Pour autant, quand il s'avérera que le virus circule en Belgique, faudra-t-il porter un masque ? "Dans un pays qui serait confronté à des dizaines de cas de Covid-19, le port du masque a clairement toute sa place", poursuit Michel Van Herp, qui a été en première ligne de nombreuses épidémies, dont les pandémies d'Ebola depuis le début des années 2000. Des dizaines de cas, cela veut dire que la stratégie n'est plus de faire barrage à l'épidémie mais de la prendre en charge. Pratiquement, pour la Belgique, le pays serait alors en phase 2.

Dans quel cas faut-il porter un masque ? Pas partout ni tout le temps, mais particulièrement dans les lieux confinés et les locaux mal ventilés. Ce sont, par exemple, les transports en commun, les bars, les restaurants, les salles de réunions. En revanche, il est inutile en rue, dans un parc, etc. ; bref à l'extérieur.

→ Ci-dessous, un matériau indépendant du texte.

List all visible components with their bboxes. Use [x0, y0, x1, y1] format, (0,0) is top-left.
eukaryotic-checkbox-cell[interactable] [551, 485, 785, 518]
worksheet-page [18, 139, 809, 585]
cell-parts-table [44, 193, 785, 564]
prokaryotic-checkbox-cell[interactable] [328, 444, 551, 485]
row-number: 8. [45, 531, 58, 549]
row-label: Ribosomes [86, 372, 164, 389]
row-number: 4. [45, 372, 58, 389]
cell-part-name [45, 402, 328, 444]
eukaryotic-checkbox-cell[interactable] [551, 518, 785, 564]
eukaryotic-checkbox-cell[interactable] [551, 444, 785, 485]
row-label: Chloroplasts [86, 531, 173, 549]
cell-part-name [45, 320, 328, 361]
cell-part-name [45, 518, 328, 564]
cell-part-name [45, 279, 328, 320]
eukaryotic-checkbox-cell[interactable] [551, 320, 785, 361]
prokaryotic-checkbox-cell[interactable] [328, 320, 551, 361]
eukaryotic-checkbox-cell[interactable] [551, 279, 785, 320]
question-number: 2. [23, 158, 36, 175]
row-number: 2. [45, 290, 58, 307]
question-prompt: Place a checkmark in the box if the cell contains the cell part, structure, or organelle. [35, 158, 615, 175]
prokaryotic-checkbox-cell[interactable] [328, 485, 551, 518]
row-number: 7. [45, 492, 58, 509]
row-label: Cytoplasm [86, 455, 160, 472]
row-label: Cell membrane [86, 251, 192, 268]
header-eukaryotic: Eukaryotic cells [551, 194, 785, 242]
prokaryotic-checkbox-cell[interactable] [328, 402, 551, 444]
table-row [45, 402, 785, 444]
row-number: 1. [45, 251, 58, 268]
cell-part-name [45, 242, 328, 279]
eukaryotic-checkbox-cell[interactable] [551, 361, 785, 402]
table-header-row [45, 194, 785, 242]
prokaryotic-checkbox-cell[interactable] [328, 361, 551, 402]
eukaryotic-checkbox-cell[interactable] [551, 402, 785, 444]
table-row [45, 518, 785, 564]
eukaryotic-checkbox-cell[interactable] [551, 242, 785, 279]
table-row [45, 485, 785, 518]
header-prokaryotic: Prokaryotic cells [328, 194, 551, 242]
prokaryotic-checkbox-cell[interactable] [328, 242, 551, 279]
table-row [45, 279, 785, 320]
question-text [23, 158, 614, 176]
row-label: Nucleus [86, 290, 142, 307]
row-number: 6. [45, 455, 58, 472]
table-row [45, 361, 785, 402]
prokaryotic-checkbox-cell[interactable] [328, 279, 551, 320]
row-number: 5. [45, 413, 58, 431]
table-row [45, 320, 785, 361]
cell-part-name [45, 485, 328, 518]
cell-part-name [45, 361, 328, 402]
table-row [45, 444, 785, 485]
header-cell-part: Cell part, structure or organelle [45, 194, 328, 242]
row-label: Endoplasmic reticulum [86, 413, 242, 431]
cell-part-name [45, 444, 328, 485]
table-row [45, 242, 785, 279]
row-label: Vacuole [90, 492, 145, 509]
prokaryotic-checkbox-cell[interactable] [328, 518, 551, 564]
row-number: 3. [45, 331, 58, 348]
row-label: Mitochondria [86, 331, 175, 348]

Est-il réellement nécessaire ? Il faut, ici, distinguer deux types de masque :

-le masque d'isolation et

- le masque N95 ou FFP2 (ou FFP3).

Le premier, couvrant la bouche et le nez, est une protection assez courante dans le milieu médical (chez les médecins, les dentistes...). Il sert à protéger le soignant des sécrétions des voies aériennes supérieures et de la salive par gouttelettes produites par un patient éventuellement contaminé. Mais c'est un filtre imparfait qui ne peut être considéré comme totalement étanche : il laisse passer l'air et ne se montre pas efficace contre les virus et les bactéries s'ils sont en aérosol, c'est-à-dire dans des microgouttelettes, si petites qu'elles flottent dans l'air. Celles-ci pénètrent alors par les espaces qui ne sont pas en contact étroits avec le visage.

Le second type de masque - utilisé lors de la pandémie de Sras, en 2003 - possède une étanchéité bien plus grande et filtre 95 % des particules de plus de 0,3 microns (d'où le nom de N95). Un coronavirus mesure environ 0,1 micron, mais il sera arrêté par le filtre en le mouillant et coincé dans les fibres du masque. Ces masques (N95 ou FFP2) sont également utilisés dans le secteur de la construction.

Le Covid-19 est-il un virus à gouttelettes ou à microgouttelettes ? Pour l'instant, l'Organisation mondiale de la Santé (OMS) opte pour la première piste. Ce qui ne convainc pas le Dr Michel Van Herp. La nuance demeure cependant importante, puisqu'elle amène des précautions plus ou moins importantes - dont le choix d'un masque évidemment.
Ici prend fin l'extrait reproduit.